More than showing the results, this presentation would focus on the process of finding primary sources and retrieving information from type specimens, magazines, newspaper articles, local registries. Where do you start if you don’t know what to look for? How do you find primary sources? What is available online? How do you access libraries and private archives? How do you build a database to keep track of information?
Type historians don’t talk enough about how to start research, how to organize research materials.

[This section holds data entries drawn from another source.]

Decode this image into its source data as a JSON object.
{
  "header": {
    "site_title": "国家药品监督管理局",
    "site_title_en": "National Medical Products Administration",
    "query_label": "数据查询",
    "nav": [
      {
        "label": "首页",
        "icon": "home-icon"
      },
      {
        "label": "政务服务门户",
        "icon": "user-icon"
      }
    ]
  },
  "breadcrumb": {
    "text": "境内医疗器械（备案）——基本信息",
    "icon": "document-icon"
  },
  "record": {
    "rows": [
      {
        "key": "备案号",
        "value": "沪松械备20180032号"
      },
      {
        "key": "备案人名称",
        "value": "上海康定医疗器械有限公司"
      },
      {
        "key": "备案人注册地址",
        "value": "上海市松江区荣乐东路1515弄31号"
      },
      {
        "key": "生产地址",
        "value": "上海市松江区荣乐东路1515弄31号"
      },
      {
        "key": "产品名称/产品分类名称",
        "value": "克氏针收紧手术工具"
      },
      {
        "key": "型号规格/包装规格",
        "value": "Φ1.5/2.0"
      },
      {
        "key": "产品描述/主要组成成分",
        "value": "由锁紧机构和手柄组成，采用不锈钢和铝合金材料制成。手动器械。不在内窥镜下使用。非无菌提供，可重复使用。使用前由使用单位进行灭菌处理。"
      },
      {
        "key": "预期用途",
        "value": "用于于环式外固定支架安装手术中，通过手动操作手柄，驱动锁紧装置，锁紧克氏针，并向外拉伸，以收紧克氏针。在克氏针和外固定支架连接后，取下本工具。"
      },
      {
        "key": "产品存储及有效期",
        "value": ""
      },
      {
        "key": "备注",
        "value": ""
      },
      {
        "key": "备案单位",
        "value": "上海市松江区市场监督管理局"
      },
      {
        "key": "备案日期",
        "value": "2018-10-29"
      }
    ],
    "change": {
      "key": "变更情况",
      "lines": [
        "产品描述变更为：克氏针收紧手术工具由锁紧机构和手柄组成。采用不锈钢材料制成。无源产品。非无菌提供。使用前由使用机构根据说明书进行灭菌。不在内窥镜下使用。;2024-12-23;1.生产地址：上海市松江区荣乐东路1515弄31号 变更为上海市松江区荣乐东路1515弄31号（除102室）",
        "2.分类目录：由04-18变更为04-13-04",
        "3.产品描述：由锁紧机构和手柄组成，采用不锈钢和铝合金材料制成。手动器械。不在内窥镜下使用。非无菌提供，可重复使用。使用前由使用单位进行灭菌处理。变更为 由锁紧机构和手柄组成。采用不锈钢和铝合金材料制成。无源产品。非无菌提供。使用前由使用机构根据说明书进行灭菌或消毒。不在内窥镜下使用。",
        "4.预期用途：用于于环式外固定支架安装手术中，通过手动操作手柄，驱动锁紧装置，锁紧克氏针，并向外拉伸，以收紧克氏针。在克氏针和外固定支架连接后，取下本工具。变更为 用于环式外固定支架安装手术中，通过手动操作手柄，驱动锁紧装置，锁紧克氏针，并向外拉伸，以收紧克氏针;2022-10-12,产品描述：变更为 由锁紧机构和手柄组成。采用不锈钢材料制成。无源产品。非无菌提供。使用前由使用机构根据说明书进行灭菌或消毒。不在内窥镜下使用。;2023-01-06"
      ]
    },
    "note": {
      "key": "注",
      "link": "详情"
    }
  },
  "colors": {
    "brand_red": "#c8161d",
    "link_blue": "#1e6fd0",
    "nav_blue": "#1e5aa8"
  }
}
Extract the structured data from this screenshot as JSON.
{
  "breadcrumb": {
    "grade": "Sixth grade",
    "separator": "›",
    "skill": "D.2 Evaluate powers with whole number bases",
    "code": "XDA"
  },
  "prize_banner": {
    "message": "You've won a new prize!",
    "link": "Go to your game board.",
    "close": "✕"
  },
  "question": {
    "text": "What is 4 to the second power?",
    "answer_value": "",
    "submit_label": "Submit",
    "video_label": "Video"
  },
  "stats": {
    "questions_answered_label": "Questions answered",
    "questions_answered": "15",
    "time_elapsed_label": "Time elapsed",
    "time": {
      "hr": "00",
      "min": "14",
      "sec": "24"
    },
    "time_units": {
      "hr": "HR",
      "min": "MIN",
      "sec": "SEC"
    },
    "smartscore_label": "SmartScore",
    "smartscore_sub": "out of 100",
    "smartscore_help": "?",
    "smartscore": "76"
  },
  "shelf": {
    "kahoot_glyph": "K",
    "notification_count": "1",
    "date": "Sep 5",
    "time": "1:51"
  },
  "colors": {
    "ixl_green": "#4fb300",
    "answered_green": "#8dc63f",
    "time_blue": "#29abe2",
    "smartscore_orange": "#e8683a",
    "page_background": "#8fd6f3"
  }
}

I hope my journey as an independent researcher digging in the past of my home country will inspire and support more researchers, because so much of the history of type is yet to be rediscovered, made accessible, preserved, archived, narrated.
5:50p–6:00p
Closing remarks
7:30p–9:30p
SOTA Spacebar Party
Sponsored by Monotype
Location: Jupiter Next Hotel, 2nd floor back room
900 E Burnside St Portland, OR 97214 (10 minute walk from Revolution Hall)
Conference badge required.
BIOS
Marta Bernstein
Marta Bernstein is a designer, researcher, teacher and co-founder of the Italian type foundry CAST. She’s creative director at Studio Matthews, a Seattle-based practice of designers, teachers, and makers. She’s taught students at USC Roski, the Polytechnic University in Milan, the University of Navarra, and Tongji University in Shanghai. Type and typography are her true passions and the common threads of all her projects. She has a soft spot for 19th century type, which she’s been researching for more than a decade. She’s given talks at Typographics, ATypI, the Letterform Archive, and the Cooper Union. She’s a member of the Nebiolo History Project, a group of researchers studying the history of Italy’s most prominent type foundry. She holds a MDes in type design from KABK in The Hague.